Utilities look to the sun

MASSACHUSETTS - Electric utilities are poised to get back into the power generation business - via solar energy.

Under recent deregulation, utilities such as Nstar and National Grid (formerly Massachusetts Electric) were forced to sell off their old coal- and gas-burning power plants to promote competition and to make utilities pure energy delivery companies.

But thanks to the new energy bill signed by Gov. Deval Patrick, utilities are now allowed to build and own solar facilities to generate electricity, as part of an effort to promote renewable fuels.

Both Nstar and National Grid said they definitely have plans to take advantage of the law, which allows each utility to develop solar facilities that can generate up to 50 megawatts of power.

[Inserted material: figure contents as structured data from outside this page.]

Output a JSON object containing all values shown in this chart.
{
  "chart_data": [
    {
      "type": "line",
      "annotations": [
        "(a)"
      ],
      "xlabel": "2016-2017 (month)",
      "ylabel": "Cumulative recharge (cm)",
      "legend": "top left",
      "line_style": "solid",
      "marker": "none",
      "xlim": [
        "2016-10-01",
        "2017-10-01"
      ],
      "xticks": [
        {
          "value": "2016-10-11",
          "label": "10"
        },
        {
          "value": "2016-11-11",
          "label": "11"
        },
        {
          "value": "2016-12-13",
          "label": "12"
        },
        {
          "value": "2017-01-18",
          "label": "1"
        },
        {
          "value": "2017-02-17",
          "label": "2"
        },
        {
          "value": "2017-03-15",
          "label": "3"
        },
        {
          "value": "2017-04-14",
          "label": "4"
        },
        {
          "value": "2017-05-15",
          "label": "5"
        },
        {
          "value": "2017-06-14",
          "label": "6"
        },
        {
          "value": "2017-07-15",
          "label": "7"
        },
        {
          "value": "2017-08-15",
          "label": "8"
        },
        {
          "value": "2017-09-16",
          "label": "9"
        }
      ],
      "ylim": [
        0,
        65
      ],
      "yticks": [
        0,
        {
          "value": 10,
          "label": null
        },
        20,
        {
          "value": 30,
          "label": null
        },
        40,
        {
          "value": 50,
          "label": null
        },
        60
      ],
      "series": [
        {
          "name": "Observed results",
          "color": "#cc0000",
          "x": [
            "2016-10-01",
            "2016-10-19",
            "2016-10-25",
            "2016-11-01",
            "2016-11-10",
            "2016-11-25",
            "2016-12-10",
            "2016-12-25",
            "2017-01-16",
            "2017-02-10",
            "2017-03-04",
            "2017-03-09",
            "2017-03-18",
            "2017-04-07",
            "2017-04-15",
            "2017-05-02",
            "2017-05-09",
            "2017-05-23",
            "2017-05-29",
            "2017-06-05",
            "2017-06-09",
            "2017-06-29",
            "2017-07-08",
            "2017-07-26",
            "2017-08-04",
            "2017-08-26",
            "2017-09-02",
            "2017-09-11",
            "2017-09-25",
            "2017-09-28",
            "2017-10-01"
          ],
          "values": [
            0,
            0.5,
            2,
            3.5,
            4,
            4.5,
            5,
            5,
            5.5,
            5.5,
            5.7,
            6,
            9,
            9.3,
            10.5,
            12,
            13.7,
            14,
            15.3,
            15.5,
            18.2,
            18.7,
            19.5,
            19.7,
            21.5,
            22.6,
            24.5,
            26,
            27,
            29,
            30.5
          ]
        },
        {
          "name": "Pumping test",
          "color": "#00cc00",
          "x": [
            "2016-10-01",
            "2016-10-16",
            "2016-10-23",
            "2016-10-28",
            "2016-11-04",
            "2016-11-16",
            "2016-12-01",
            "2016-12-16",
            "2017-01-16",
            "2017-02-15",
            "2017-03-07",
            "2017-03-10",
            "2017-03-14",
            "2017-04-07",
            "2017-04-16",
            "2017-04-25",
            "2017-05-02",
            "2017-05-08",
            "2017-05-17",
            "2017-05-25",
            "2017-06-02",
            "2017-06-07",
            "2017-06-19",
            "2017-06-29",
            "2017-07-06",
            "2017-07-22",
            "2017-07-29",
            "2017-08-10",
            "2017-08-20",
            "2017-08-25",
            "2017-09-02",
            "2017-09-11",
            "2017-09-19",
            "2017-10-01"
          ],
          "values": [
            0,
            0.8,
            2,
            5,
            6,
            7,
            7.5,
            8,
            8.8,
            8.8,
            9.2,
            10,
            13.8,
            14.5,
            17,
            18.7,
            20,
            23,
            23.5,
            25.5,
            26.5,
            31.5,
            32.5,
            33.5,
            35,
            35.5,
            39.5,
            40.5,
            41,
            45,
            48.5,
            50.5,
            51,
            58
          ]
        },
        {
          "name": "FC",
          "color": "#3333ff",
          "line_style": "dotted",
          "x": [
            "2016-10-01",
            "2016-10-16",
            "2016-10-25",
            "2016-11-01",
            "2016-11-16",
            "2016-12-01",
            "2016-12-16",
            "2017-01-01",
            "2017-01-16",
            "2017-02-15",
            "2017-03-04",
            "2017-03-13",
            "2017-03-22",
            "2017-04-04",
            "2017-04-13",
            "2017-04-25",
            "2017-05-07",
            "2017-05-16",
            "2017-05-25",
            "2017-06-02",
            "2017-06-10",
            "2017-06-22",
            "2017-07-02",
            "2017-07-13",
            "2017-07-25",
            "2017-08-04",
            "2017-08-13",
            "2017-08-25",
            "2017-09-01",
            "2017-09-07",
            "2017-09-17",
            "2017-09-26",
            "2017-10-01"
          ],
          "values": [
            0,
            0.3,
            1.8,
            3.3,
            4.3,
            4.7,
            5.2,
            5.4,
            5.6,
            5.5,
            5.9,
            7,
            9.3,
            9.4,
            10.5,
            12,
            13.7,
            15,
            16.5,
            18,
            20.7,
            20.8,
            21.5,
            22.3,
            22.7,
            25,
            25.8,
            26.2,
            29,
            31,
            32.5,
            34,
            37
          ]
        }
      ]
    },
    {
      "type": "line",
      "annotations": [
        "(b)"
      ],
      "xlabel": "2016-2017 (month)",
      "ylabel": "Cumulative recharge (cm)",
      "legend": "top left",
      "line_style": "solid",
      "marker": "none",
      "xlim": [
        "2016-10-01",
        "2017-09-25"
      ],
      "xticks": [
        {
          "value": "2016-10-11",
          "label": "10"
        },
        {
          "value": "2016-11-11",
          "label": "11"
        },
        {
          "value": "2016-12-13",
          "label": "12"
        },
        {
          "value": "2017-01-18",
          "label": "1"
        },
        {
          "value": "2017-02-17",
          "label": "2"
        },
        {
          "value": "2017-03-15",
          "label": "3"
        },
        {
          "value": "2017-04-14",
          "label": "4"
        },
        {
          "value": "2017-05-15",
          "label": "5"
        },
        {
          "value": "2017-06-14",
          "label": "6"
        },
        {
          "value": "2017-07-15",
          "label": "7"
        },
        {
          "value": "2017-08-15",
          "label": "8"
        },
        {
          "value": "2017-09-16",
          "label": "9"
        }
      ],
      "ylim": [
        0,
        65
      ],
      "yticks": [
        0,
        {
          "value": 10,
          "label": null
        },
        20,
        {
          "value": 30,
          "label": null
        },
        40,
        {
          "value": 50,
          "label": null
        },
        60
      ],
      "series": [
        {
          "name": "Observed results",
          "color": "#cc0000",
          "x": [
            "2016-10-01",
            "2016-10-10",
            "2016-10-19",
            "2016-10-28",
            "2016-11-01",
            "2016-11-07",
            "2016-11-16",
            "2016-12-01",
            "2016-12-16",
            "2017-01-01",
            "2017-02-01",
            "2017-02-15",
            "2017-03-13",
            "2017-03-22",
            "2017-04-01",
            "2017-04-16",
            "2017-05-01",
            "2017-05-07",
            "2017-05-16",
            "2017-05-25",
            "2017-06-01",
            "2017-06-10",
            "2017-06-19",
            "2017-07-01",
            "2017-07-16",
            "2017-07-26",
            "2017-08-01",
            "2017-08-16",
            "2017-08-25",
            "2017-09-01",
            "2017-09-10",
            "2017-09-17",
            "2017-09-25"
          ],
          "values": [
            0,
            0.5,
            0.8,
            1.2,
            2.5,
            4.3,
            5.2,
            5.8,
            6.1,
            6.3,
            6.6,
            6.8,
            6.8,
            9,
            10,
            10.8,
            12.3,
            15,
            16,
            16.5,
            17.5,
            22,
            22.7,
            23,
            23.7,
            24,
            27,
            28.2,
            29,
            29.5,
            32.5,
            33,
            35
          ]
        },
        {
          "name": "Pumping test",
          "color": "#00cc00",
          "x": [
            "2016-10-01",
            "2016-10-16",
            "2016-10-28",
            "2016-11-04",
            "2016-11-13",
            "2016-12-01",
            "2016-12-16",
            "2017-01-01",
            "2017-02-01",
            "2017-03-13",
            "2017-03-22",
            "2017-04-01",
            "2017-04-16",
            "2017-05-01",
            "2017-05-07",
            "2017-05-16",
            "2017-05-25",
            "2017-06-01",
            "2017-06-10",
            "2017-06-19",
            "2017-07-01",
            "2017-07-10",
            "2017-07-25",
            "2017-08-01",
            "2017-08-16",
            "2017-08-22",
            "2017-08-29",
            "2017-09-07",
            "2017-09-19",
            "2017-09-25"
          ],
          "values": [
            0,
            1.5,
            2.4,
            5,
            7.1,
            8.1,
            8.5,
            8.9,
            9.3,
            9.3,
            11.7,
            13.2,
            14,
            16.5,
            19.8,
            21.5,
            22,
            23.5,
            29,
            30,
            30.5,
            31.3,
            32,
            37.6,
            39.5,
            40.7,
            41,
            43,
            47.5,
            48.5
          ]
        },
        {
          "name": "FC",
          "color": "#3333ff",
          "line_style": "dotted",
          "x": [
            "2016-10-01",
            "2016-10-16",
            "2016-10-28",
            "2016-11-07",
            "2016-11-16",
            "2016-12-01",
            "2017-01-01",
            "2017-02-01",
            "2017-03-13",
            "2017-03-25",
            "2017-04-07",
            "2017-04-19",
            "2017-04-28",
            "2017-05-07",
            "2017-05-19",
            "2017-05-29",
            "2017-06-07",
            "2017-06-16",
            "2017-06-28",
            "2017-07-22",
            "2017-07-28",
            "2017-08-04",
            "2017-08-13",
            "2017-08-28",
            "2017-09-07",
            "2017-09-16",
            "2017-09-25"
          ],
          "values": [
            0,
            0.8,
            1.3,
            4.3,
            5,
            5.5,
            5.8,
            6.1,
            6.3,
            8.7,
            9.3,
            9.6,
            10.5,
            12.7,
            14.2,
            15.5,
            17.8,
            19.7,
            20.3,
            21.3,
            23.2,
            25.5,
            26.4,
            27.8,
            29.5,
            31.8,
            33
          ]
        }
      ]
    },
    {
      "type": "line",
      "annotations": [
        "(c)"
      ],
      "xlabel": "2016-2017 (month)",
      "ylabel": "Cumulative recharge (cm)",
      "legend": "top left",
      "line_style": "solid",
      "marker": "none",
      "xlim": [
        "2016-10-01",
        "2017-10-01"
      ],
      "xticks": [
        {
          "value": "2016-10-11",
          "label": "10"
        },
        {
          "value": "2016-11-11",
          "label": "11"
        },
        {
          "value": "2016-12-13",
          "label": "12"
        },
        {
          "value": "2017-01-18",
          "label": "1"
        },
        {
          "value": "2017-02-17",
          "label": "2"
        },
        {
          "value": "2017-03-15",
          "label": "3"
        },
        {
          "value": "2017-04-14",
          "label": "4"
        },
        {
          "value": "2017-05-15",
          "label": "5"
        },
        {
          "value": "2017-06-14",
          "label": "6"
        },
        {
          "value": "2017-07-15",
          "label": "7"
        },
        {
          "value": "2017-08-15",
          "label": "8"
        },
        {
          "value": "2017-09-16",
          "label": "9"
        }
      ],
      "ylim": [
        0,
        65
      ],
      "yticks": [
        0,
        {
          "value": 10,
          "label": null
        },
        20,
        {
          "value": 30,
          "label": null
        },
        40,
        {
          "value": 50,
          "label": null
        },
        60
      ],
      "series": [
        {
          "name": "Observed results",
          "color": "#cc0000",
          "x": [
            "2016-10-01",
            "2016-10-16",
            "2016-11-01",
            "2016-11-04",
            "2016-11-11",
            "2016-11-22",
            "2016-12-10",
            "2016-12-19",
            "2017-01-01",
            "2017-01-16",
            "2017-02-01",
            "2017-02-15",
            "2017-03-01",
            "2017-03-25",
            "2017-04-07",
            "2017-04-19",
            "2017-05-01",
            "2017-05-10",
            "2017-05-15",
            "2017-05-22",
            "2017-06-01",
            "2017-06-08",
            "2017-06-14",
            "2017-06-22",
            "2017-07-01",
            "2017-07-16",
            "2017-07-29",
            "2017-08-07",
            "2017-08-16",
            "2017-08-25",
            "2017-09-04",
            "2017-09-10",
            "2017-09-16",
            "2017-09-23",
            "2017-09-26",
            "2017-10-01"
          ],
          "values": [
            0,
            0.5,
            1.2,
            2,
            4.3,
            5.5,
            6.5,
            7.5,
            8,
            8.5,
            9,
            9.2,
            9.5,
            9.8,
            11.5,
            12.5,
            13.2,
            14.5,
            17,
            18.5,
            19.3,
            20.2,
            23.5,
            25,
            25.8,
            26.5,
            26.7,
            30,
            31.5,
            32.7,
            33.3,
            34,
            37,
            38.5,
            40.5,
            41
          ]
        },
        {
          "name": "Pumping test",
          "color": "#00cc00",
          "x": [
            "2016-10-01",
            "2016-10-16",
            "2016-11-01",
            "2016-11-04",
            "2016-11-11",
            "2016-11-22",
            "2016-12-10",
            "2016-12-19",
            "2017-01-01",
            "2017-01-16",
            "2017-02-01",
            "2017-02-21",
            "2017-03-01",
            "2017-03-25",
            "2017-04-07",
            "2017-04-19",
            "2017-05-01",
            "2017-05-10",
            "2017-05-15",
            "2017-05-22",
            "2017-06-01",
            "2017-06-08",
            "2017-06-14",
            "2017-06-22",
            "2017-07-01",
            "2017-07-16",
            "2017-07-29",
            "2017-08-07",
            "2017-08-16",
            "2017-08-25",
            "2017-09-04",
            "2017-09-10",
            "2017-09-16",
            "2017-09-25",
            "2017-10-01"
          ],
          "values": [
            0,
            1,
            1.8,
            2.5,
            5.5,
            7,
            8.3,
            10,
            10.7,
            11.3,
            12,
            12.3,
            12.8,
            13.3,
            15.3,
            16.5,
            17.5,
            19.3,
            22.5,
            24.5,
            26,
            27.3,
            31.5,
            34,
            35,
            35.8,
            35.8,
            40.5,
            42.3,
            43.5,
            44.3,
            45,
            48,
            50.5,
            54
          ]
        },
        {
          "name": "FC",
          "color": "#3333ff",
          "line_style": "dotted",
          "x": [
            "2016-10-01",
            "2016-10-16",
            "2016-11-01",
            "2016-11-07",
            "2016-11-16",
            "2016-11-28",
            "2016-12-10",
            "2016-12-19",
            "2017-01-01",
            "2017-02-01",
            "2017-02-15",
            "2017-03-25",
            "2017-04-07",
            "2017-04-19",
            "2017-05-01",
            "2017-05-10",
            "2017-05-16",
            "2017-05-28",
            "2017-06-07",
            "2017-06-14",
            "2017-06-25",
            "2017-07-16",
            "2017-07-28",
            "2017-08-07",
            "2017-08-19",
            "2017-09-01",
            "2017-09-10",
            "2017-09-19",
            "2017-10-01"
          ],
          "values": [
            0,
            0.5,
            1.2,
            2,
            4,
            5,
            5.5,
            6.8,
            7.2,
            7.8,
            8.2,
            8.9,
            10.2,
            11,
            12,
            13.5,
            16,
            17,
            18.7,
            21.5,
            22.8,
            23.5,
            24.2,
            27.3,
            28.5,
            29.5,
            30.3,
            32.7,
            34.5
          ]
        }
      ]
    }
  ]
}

Nstar said it’s already “evaluating sites for large-scale facilities,” perhaps with acres of solar panels generating electricity that would flow directly into the region’s power grid.

“We see this as a great opportunity,” said spokeswoman Caroline Allen.

National Grid, without providing any detailed information, said it hopes to file plans later this summer for future solar-facility projects.

A 50-megawatt facility is relatively small compared to existing power plants, which can generate anywhere from 200 megawatts to 1,800 megawatts.

But Robert Keough, a spokesman for Patrick’s energy and environmental affairs office, said the goal is to promote increased use of environmentally friendly energy.

He said the administration is not worried about letting utilities back into the power-generation business.

Utilities were forced to sell their plants last decade under the belief that it was monopolistic to allow companies to both own power plants and sell electricity directly to customers.

“It’s small-scale and limited to a specific technology we think is appropriate,” Keough said of allowing utilities to own 50-megawatt solar facilities.